I am teaching assistant for CS 166 — Principles of Cybersecurity — fall semester 2019, under Prof J. Eddy.
My office hours for CS 166 are
- Monday 1:00 PM to 2:00 PM
- Tuesday 9:00 AM to 10:00 AM
or by appointment. My office is E332 Innovation Hall, but office hours will be in E338, the common area immediately outside E332.
Please feel free to email with questions to clayton dot cafiero at (you know the rest)!
Topics - This course builds a strong foundation in the principles of cybersecurity. Topics include an introduction to cybersecurity, fundamental security design principles, programming flaws, malicious code, web and database security; as well as common cryptography algorithms and hashing functions. The course concludes with an overview of computer networks and common network threat vectors.

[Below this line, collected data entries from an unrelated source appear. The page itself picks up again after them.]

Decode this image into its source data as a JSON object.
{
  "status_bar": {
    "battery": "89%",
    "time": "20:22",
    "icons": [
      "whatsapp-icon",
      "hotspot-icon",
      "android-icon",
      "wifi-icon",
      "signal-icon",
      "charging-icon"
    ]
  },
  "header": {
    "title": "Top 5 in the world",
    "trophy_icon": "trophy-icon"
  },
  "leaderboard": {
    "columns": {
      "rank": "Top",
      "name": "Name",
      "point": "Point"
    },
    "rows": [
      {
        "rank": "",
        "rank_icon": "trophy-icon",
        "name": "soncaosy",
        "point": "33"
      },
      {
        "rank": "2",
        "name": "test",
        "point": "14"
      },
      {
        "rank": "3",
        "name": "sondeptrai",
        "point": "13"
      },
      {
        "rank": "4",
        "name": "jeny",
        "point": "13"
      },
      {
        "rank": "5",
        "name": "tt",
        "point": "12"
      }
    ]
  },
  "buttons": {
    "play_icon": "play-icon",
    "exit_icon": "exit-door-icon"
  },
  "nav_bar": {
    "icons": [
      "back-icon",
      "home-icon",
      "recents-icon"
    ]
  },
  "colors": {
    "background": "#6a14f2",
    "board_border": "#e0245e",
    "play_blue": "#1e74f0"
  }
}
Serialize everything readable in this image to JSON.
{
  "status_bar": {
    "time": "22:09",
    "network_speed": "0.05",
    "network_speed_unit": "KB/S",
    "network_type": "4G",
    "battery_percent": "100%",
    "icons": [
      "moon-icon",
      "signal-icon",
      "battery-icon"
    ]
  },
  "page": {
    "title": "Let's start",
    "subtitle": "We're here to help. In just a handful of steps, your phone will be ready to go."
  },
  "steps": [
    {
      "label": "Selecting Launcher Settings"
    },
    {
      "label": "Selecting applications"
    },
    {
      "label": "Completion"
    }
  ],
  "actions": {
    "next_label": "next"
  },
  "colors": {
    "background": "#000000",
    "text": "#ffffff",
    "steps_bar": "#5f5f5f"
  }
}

How to read a specification
Here’s what Prof Eddy wrote.
1) The program should display a welcome message and prompt the user for a username. Create a simulated buffer overflow condition by allowing a user to input more data than the size of the allocated memory (causing the program to crash).
2) Implement input validation to mitigate the simulated overflow vulnerability. Check that the username entered has a minimum length of 8 characters and a maximum of 25 characters. If the user enters a username length outside those limits, return an error message and prompt the user to re-enter the username.
Also, recall that Prof Eddy supplied a video accompanying the spec, which gave a clear example of one way to simulate the error.
- Your program should display a welcome message and prompt for a username. Simple.
- There’s no mention of password or any other input. Just username. No need to prompt for multiple usernames, passwords, mother’s maiden name, last four digits of your SSN, color of the sky, or anything else.
- If input exceeds size of allocated memory, simulate a buffer overflow error! (I know, this is a little kludgey, but it is what it is, and we should all understand it is to illustrate a point.) There are many ways to do this; the video shows you a very simple one. Some of you got creative (in a positive way) and that’s OK; others didn’t simulate an error at all (insert sad-face emoji here).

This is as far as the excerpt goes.